Deeper Proteome Coverage and Enhanced Throughput for Low-Input and Single-Cell Proteomics

Importance of the Topic

Proteomic profiling at the single cell level is essential to understand cellular heterogeneity and complex biological systems. High sensitivity and rapid analysis enable deeper insights from limited sample amounts and accelerate discovery workflows.

Objectives and Study Overview

This study assessed sensitivity, proteome coverage, and throughput using a library free data independent acquisition method on the Orbitrap Ascend Tribrid mass spectrometer. HeLa digest loads from 50 pg to 10 ng and isolated single cells were analyzed to benchmark performance.

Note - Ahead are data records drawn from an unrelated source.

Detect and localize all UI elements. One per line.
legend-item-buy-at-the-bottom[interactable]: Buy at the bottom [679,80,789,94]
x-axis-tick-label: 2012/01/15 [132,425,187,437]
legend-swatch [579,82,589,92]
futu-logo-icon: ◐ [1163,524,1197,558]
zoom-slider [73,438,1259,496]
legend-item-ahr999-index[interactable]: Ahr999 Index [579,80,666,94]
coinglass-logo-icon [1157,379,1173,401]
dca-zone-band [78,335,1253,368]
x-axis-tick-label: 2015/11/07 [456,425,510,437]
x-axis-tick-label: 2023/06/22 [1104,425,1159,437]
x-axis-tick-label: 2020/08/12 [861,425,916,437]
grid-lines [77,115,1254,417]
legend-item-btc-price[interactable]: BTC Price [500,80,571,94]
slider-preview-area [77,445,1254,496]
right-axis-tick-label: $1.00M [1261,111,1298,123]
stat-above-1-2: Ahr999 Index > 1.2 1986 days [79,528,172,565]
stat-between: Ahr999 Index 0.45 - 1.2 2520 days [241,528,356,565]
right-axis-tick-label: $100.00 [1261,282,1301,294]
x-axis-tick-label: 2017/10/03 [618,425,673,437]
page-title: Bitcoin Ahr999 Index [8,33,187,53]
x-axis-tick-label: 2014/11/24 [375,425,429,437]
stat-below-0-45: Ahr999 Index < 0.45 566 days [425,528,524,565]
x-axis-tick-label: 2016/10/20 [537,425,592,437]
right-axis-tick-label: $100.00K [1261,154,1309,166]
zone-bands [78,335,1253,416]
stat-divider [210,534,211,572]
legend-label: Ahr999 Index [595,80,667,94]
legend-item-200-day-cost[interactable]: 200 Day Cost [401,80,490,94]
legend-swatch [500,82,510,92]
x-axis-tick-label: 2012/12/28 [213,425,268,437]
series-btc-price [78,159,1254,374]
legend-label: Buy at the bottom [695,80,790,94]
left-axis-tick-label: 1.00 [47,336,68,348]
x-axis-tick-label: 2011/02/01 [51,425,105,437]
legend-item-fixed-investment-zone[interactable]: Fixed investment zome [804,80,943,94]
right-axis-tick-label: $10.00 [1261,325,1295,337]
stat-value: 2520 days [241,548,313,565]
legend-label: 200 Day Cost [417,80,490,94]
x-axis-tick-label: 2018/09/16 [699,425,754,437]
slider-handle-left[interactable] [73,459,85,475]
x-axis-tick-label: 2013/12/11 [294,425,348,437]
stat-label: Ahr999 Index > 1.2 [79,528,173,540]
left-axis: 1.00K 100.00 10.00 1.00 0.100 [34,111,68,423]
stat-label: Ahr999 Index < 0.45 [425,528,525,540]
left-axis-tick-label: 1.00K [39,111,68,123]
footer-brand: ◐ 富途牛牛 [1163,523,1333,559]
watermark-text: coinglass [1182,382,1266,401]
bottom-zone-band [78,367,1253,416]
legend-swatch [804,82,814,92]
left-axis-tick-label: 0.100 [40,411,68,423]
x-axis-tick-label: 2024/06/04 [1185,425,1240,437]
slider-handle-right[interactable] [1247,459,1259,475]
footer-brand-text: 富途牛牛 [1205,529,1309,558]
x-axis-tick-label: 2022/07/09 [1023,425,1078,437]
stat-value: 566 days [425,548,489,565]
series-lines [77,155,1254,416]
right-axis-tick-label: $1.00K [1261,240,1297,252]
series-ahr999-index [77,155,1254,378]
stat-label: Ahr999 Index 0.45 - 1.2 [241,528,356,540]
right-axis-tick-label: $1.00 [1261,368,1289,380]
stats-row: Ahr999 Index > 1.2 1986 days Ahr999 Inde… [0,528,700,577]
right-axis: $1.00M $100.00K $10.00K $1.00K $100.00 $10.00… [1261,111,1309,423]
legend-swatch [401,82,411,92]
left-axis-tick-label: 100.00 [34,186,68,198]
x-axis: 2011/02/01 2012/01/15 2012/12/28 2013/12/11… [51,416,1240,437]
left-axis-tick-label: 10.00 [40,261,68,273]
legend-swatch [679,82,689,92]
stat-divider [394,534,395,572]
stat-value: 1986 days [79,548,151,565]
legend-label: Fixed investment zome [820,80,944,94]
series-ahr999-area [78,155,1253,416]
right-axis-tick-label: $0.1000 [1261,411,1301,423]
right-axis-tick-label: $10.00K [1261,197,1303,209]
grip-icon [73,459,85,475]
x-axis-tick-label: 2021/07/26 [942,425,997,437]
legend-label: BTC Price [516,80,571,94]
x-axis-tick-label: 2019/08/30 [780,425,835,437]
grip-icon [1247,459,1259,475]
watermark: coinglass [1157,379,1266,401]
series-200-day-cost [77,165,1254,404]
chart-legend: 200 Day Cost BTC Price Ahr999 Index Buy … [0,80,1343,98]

Methodology and Instrumentation

• Sample preparation: Pierce HeLa protein digest standard diluted to loads between 50 pg and 10 ng; single cells sorted by cellenONE and prepared in 384 well plates.
• Chromatography: Vanquish Neo UHPLC at 0.2 µL per minute with Aurora Ultimate TS column, 22 minute gradient in a 25 minute cycle.
• Mass spectrometry: Orbitrap Ascend Tribrid with FAIMS Pro interface, full MS at 120000 resolution and DIA scans at 60000 resolution with adaptive isolation windows.
• Data analysis: Library free processing in Spectronaut 18 and Proteome Discoverer 3.1 with CHIMERYS, 1 percent false discovery rate; spectral libraries generated from higher load data when applied.

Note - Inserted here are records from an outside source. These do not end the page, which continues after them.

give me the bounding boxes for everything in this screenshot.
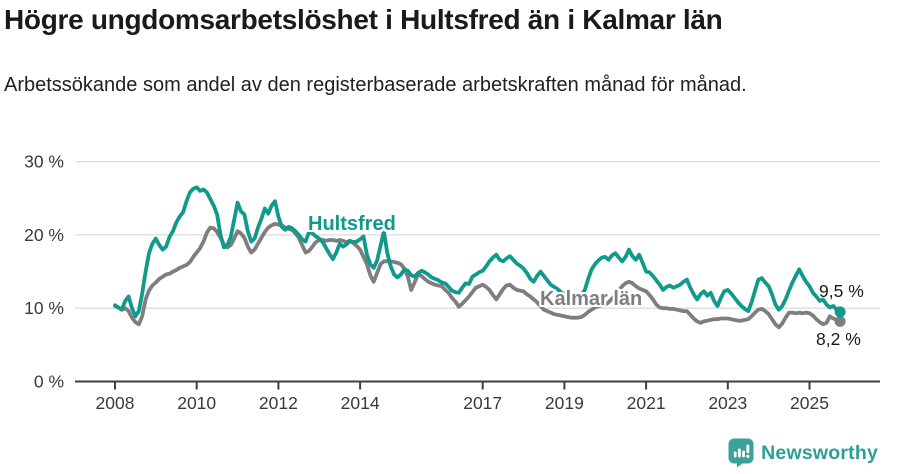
x-tick-label: 2021 [627,393,666,413]
y-tick-label: 30 % [24,152,64,172]
chart-title: Högre ungdomsarbetslöshet i Hultsfred än… [4,4,723,35]
y-tick-label: 0 % [34,372,64,392]
series-label-kalmar: Kalmar län [540,288,643,310]
hultsfred-end-dot [834,306,846,318]
x-tick-label: 2008 [96,393,135,413]
kalmar-lan-line [113,221,842,330]
x-tick-label: 2014 [341,393,380,413]
end-value-label-kalmar: 8,2 % [816,329,861,349]
x-tick-label: 2017 [463,393,502,413]
x-tick-label: 2012 [259,393,298,413]
end-value-label-hultsfred: 9,5 % [819,281,864,301]
x-tick-label: 2023 [708,393,747,413]
newsworthy-brand: Newsworthy [728,438,878,468]
kalmar-lan-end-dot [834,315,846,327]
newsworthy-logo-icon [728,438,754,468]
y-tick-label: 10 % [24,298,64,318]
series-label-hultsfred: Hultsfred [308,213,396,235]
chart-subtitle: Arbetssökande som andel av den registerb… [4,74,747,96]
hultsfred-line [113,185,842,319]
y-tick-label: 20 % [24,225,64,245]
x-tick-label: 2010 [177,393,216,413]
x-tick-label: 2025 [790,393,829,413]
x-tick-label: 2019 [545,393,584,413]
newsworthy-wordmark: Newsworthy [761,441,878,464]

Main Results and Discussion

• Library free DIA yielded over 1200 protein groups from 50 pg and over 3200 from 250 pg, scaling to more than 5500 proteins at 10 ng.
• Building a DIA library from 5 and 10 ng runs increased identifications to over 4800 proteins at 250 pg input.
• Quantitative precision was high, with median coefficients of variation below 8 percent for library free and below 12 percent for library based workflows across all loads.
• Single cell analyses identified on average 3762 protein groups, increasing with pooled 5 or 10 cell samples; additional strategies incorporating low cell raw files or small libraries further boosted coverage.

Benefits and Practical Applications

• Enables deep proteome mapping from picogram to single cell inputs with high reproducibility.
• High throughput of up to fifty samples per day supports large scale proteomic studies.
• FAIMS Pro enhances signal to noise and reduces chemical noise for minute samples.

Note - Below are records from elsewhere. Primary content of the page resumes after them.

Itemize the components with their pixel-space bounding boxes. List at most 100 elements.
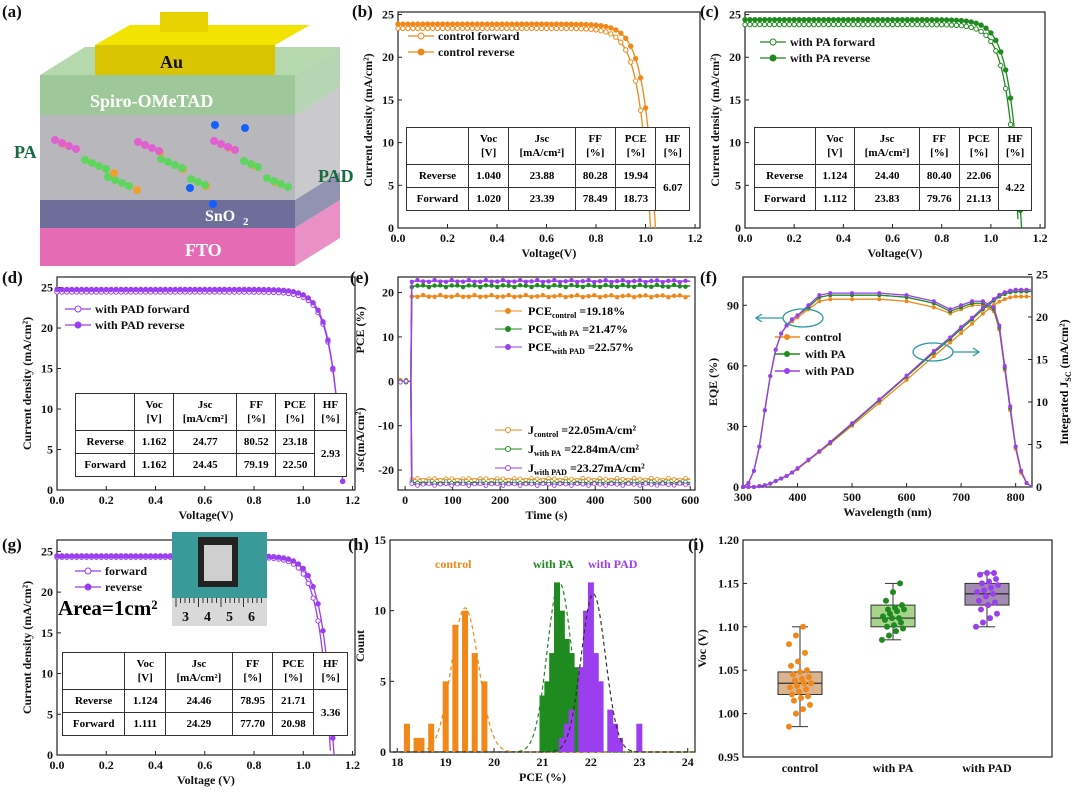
data-point [781,16,788,23]
data-point [983,593,989,600]
data-point [609,283,614,289]
ion-dot [186,184,194,192]
data-point [804,667,810,674]
y-tick-label: 1.05 [718,663,739,677]
data-point [747,16,753,23]
y-tick-label: 10 [41,667,53,681]
y2-axis-label: Integrated JSC (mA/cm²) [1057,319,1073,444]
data-point [828,297,833,302]
data-point [443,284,449,290]
data-point [787,684,793,691]
data-point [489,283,494,288]
histogram-bar [612,723,619,752]
data-point [637,75,644,81]
data-point [620,282,625,288]
data-point [405,21,411,27]
data-point [266,553,272,560]
data-point [415,277,420,283]
molecule-atom [171,161,179,169]
data-point [330,365,336,371]
data-point [1008,288,1013,293]
data-point [998,62,1004,69]
chart-panel-h: 18 19 20 21 22 23 24 0 5 10 15 PCE (%) Count control w… [353,533,696,784]
data-point [449,277,454,283]
histogram-bar [403,723,410,752]
layer-front [40,200,295,228]
data-point [828,291,833,296]
data-point [483,283,489,288]
data-point [231,286,238,293]
data-point [74,286,80,293]
y-tick-label: 30 [727,419,739,433]
data-point [677,293,682,298]
parameters-table: Voc [V] Jsc [mA/cm²] FF [%] PCE [%] HF [%] Re… [61,652,348,736]
data-point [506,279,511,285]
data-point [986,578,992,585]
data-point [588,22,594,28]
molecule-atom [155,147,163,155]
layer-front [40,228,295,266]
x-tick-label: 400 [789,490,807,504]
data-point [830,16,837,23]
data-point [909,16,915,23]
data-point [808,680,814,687]
data-point [631,475,637,481]
table-header: Voc [V] [814,127,856,165]
data-point [973,623,979,630]
data-point [506,283,511,288]
data-point [790,671,796,678]
data-point [614,475,620,481]
data-point [459,21,466,27]
data-point [880,613,886,620]
data-point [1008,295,1013,300]
data-point [285,556,292,562]
data-point [83,286,90,293]
au-electrode-tab [160,12,208,32]
data-point [529,294,534,300]
data-point [614,278,620,284]
y2-tick-label: 5 [1036,437,1042,451]
data-point [620,293,625,299]
table-cell: Reverse [74,430,136,454]
data-point [598,27,604,34]
y-axis-label: Current density (mA/cm²) [20,317,34,450]
data-point [603,282,608,288]
x-tick-label: 1.0 [296,758,311,772]
data-point [870,16,876,23]
data-point [535,294,540,299]
data-point [626,481,631,486]
data-point [631,278,637,284]
data-point [786,16,792,23]
plot-frame [744,11,1046,229]
legend-marker [505,326,511,332]
plot-frame [397,276,696,491]
x-category-label: with PAD [962,761,1012,775]
data-point [157,286,164,293]
data-point [460,481,466,487]
data-point [478,481,483,487]
data-point [236,286,242,293]
data-point [991,305,996,310]
data-point [474,21,480,27]
y-tick-label: 60 [727,359,739,373]
y-tick-label: 0.95 [718,750,739,764]
data-point [627,43,634,49]
data-point [108,553,114,559]
y-axis-label-2: Jsc(mA/cm²) [353,408,367,473]
data-point [1008,404,1013,409]
data-point [880,16,886,23]
data-point [977,571,983,578]
table-header: FF [%] [918,127,960,165]
table-header: PCE [%] [614,127,657,165]
data-point [449,476,454,481]
data-point [593,27,599,33]
data-point [167,286,173,293]
data-point [884,623,890,630]
x-tick-label: 23 [633,755,645,769]
data-point [598,22,604,29]
table-header-row: Voc [V] Jsc [mA/cm²] FF [%] PCE [%] HF [%] [754,127,1032,165]
table-cell: 20.98 [272,712,315,736]
data-point [420,482,426,487]
y-tick-label: 25 [382,8,394,22]
table-row: Forward 1.020 23.39 78.49 18.73 [406,187,690,211]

Future Trends and Applications

Ongoing developments in machine learning guided DIA analysis, miniaturized chromatography, and integrated multiomic workflows will further enhance sensitivity and throughput. Advances in ion mobility and fragmentation strategies promise deeper coverage from single cells.

Conclusion

The Orbitrap Ascend Tribrid mass spectrometer with FAIMS Pro and Vanquish Neo UHPLC delivers sensitive, rapid, and reproducible deep proteome coverage for low input and single cell samples using both library free and library based DIA strategies, advancing high resolution cellular profiling.

References

• Salvato F, Delanghe B, Kraegenbring J, Hartlmayr D, Seth A, Hakimi A, Pekar Hart T. Technical note 002879: Deeper proteome coverage and faster throughput for low input and single cell samples on the Orbitrap Ascend Tribrid mass spectrometer. Thermo Fisher Scientific, 2024.
• Spectronaut 18 User Guide. Biognosys AG.
• Proteome Discoverer 3.1 with CHIMERYS Intelligent Search Algorithm. Thermo Fisher Scientific.